Table #3: Municipal Short-Intermediate Debt (YTD)
MUNICIPAL INTERMEDIATE TERM DEBT
Yields on intermediate immuration are lower than most short-term yoke funds considering of inverted yield curves. Buying intermediate yoke funds may be salubrious for investors wishing to lock in yields for longer periods and will goody increasingly than short-duration yoke funds when yields start to fall, as happens when the economy slows. This is one of the Lipper Categories that I am most interested in.
Each of the Municipal Intermediate Funds shown in Table #4 are quality funds. USATX is misogynist at Fidelity with a transaction fee. Vanguard’s VWITX has an expense ratio advantage, followed by MMIT. For convenience in an worth at Fidelity and low expense ratio, I like FLTMX and MMIT. For long term performance, I like EALTX.

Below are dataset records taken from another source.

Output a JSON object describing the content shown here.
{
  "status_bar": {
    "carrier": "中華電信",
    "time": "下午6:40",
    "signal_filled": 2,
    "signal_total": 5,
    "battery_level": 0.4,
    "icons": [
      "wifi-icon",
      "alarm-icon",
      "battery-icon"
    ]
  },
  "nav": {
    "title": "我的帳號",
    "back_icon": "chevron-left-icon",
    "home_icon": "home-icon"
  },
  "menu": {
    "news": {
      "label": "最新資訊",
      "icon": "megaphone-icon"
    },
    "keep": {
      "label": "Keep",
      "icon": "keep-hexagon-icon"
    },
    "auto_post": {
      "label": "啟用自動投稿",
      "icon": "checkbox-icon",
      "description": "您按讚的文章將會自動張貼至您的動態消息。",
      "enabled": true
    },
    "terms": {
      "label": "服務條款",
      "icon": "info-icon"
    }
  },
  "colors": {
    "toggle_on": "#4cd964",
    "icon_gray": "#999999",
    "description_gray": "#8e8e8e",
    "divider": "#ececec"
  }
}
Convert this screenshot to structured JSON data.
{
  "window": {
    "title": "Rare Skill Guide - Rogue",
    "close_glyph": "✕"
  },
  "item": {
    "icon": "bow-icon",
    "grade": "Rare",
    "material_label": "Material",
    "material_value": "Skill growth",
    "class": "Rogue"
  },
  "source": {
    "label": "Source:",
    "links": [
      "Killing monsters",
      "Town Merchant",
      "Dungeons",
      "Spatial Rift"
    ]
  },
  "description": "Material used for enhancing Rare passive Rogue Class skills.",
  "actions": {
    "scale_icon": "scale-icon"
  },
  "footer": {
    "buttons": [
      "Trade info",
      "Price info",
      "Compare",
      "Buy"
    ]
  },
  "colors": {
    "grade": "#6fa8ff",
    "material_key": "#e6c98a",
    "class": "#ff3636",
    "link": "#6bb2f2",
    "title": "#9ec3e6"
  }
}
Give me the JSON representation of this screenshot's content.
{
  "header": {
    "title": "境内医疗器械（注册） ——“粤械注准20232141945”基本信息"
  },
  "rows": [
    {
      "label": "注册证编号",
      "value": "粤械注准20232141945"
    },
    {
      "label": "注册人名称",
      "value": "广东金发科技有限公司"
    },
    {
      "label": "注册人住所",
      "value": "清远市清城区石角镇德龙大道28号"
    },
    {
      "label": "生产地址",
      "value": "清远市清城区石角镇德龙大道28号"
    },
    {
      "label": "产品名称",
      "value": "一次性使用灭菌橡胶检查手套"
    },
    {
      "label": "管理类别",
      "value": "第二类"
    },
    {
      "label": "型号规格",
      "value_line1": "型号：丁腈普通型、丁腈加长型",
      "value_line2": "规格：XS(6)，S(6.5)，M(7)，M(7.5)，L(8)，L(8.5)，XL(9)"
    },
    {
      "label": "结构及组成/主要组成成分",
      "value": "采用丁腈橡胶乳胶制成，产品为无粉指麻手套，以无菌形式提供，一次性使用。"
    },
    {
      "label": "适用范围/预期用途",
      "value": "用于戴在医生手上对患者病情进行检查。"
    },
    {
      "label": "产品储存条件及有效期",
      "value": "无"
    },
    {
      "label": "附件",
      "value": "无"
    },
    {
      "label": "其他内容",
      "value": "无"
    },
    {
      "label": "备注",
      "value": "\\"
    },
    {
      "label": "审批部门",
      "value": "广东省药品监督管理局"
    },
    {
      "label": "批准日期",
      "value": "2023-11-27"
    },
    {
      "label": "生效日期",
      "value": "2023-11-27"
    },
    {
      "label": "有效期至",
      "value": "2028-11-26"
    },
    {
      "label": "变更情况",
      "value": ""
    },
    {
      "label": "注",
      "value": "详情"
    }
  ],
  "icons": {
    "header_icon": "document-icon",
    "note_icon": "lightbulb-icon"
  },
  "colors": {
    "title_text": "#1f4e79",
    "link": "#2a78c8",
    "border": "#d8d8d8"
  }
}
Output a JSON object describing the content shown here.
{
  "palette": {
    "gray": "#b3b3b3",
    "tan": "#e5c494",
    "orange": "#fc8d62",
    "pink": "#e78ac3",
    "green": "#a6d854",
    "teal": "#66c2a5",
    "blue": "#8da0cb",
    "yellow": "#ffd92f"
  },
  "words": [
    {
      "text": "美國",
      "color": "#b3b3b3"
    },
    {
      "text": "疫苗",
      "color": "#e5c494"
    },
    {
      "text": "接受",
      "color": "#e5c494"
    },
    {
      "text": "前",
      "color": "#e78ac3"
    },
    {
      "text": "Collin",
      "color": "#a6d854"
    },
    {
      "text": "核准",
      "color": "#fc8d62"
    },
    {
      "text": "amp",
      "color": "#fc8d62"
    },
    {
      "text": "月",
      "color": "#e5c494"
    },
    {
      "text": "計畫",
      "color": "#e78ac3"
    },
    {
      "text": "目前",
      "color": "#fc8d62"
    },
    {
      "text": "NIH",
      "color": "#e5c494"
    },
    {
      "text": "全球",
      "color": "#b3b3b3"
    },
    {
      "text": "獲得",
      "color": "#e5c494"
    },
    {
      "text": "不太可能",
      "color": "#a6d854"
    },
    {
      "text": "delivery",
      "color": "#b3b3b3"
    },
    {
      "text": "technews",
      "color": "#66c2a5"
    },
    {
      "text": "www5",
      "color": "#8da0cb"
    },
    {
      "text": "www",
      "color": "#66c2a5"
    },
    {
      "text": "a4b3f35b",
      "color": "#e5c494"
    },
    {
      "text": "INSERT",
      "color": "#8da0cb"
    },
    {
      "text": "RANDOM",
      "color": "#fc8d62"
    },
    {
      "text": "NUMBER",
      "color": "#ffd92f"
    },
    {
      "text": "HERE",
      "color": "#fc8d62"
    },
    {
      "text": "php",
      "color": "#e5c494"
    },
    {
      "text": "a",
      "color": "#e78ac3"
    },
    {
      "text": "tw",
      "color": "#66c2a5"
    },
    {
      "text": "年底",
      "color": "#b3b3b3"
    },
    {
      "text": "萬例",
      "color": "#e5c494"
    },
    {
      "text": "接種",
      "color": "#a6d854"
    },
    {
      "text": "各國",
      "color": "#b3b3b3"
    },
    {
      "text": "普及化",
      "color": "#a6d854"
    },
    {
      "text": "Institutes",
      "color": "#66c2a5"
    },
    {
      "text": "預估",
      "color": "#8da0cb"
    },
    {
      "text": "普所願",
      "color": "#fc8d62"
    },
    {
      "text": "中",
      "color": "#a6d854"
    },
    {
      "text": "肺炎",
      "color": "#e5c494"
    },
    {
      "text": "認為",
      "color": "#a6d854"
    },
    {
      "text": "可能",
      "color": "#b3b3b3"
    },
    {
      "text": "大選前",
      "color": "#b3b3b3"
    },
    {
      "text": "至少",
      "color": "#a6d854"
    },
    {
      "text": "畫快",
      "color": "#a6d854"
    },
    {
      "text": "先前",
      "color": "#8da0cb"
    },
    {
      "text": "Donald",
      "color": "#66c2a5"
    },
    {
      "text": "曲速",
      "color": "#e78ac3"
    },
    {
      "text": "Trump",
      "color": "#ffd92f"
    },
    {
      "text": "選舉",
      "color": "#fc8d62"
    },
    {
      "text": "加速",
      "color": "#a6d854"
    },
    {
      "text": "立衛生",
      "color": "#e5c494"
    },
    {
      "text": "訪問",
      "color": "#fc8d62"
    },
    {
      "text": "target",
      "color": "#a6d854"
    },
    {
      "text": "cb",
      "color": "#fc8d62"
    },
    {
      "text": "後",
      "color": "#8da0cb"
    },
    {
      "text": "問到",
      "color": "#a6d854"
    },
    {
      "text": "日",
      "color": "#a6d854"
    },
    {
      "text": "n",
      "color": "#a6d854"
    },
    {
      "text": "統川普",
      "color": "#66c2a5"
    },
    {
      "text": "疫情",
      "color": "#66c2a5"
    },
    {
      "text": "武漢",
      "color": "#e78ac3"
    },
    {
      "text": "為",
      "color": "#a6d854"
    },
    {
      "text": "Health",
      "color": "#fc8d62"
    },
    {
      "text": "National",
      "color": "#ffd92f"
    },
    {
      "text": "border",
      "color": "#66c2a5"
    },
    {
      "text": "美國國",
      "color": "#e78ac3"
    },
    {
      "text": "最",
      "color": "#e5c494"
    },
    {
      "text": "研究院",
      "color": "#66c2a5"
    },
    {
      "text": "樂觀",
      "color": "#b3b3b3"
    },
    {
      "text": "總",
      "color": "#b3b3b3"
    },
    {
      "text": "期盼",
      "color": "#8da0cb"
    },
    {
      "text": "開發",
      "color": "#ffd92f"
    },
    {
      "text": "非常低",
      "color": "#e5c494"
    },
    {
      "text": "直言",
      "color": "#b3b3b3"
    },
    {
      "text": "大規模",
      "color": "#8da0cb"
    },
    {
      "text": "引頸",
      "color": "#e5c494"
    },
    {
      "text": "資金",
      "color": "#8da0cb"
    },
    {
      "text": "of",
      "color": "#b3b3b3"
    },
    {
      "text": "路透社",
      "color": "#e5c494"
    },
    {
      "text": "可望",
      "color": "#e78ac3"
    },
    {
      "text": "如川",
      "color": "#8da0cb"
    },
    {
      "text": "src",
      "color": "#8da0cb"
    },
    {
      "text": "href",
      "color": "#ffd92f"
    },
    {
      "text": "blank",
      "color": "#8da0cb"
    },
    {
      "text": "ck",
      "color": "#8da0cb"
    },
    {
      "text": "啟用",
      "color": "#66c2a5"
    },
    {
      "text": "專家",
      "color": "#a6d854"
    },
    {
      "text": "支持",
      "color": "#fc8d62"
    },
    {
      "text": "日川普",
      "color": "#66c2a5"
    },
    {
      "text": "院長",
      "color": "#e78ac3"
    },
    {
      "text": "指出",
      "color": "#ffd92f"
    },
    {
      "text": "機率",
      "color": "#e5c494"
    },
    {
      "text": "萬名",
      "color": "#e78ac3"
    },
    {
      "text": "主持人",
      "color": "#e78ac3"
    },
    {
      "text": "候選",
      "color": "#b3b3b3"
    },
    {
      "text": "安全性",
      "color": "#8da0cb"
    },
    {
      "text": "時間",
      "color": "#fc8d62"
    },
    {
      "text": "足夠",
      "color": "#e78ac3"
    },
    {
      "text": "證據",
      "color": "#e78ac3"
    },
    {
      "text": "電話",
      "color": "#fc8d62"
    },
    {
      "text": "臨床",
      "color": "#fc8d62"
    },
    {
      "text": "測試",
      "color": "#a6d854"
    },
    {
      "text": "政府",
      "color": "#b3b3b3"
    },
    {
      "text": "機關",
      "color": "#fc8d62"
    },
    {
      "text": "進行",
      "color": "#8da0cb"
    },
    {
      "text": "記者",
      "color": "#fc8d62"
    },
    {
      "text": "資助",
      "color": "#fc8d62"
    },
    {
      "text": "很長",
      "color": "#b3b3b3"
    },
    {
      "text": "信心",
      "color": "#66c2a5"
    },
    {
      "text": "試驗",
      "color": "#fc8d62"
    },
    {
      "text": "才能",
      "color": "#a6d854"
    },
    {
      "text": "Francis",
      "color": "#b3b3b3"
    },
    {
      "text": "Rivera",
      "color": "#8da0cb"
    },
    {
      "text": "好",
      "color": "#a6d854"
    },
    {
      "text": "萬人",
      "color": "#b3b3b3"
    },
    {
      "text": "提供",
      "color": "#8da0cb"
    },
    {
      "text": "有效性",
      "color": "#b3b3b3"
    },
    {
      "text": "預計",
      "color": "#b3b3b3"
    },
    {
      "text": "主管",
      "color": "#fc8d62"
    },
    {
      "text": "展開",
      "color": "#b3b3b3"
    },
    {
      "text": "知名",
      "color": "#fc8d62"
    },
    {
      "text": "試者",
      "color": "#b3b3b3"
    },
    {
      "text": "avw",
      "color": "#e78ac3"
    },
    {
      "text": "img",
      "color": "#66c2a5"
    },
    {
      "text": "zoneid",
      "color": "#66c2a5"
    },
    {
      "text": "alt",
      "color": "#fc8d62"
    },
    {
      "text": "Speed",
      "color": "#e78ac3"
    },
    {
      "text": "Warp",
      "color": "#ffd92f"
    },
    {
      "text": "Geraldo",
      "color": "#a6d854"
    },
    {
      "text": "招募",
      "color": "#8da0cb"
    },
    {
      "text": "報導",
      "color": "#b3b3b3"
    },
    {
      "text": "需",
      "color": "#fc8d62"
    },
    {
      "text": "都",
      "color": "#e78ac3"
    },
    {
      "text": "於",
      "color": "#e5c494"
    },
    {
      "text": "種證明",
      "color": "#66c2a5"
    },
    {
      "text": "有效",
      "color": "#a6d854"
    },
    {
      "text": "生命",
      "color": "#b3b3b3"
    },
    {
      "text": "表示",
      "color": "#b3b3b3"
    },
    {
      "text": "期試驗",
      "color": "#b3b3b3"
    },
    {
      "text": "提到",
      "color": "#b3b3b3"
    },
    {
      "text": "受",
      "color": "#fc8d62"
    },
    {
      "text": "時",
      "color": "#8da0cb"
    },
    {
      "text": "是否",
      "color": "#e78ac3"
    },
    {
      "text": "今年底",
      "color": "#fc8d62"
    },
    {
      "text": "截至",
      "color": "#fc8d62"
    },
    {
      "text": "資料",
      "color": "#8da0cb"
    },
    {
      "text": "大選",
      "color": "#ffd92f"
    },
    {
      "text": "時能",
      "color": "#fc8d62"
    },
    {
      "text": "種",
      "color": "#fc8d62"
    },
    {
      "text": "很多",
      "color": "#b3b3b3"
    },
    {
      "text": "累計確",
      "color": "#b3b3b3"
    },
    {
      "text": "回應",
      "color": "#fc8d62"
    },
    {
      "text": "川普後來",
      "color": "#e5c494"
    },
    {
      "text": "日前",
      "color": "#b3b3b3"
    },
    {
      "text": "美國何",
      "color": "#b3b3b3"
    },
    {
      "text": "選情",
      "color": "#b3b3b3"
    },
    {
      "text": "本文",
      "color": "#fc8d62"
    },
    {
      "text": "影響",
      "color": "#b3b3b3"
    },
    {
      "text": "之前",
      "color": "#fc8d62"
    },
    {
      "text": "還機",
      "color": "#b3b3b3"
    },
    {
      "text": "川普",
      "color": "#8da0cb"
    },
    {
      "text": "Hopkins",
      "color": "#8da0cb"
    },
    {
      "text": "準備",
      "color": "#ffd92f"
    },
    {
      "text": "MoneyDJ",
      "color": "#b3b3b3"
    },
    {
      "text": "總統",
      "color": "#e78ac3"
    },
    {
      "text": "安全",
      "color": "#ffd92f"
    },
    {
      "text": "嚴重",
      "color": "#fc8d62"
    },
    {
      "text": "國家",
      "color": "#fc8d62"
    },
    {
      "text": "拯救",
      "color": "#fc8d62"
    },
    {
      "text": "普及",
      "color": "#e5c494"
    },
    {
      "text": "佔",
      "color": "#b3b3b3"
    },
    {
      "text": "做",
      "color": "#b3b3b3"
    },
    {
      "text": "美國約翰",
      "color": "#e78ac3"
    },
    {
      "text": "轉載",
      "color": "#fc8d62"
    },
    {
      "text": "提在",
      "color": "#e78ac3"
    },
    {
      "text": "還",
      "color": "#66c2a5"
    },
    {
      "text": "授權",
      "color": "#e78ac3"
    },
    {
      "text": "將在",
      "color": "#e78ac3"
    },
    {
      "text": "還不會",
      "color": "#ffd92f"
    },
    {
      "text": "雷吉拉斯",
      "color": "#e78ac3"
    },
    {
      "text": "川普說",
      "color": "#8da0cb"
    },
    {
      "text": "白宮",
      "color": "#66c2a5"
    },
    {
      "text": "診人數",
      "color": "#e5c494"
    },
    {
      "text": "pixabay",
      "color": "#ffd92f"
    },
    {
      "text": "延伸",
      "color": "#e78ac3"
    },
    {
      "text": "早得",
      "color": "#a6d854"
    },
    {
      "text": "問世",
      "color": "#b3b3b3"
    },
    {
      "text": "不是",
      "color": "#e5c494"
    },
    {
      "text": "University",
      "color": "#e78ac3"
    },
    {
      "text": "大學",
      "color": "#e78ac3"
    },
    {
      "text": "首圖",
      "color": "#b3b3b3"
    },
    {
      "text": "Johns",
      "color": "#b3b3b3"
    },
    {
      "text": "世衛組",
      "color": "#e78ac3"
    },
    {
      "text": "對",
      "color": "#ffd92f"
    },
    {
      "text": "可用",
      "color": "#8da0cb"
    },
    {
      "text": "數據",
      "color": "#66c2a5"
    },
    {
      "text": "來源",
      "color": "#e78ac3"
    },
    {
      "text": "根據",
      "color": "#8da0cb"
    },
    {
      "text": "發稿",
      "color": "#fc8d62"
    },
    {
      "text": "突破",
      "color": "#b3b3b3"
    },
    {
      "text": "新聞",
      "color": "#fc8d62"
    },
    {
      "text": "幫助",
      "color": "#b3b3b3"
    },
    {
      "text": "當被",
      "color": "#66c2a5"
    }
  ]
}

Table #4: Municipal Intermediate Debt (YTD)
MUNICIPAL GENERAL & INSURED DEBT
General & Insured Municipal Debt Funds are those that often invest in the top four credit ratings. I favor this category in this environment, in wing to intermediate yoke funds. Again, Table #5 contains quality funds. For a Fidelity account, I favor FTABX for its long-term performance and for its low fees, followed by TAXF.
Table #5: Municipal General and Insured Debt (YTD)
COMPARISON OF SHORT-LISTED FUNDS
Table #6 and Figure #3 are comparisons of the Municipal Intermediate and General & Insured Debt funds that I identified in this article.
Table #6: Comparison of Author’s Short-Listed Funds
Figure #3: Comparison of Author’s Short-Listed Funds
For tax-exempt yoke funds in a Fidelity account, I favor the Fidelity Tax-Free Yoke Fund (FTABX) and American Century Diversified Municipal Yoke ETF (TAXF). FTABX has a minimum investment of $25,000. FLTMX is a good volitional with a lower minimum investment.
As a result of writing this article, I invested in Fidelity Tax-Free Yoke Fund (FTABX). I moreover bought a single-state municipal yoke where I live considering interest will be deductible from state income taxes.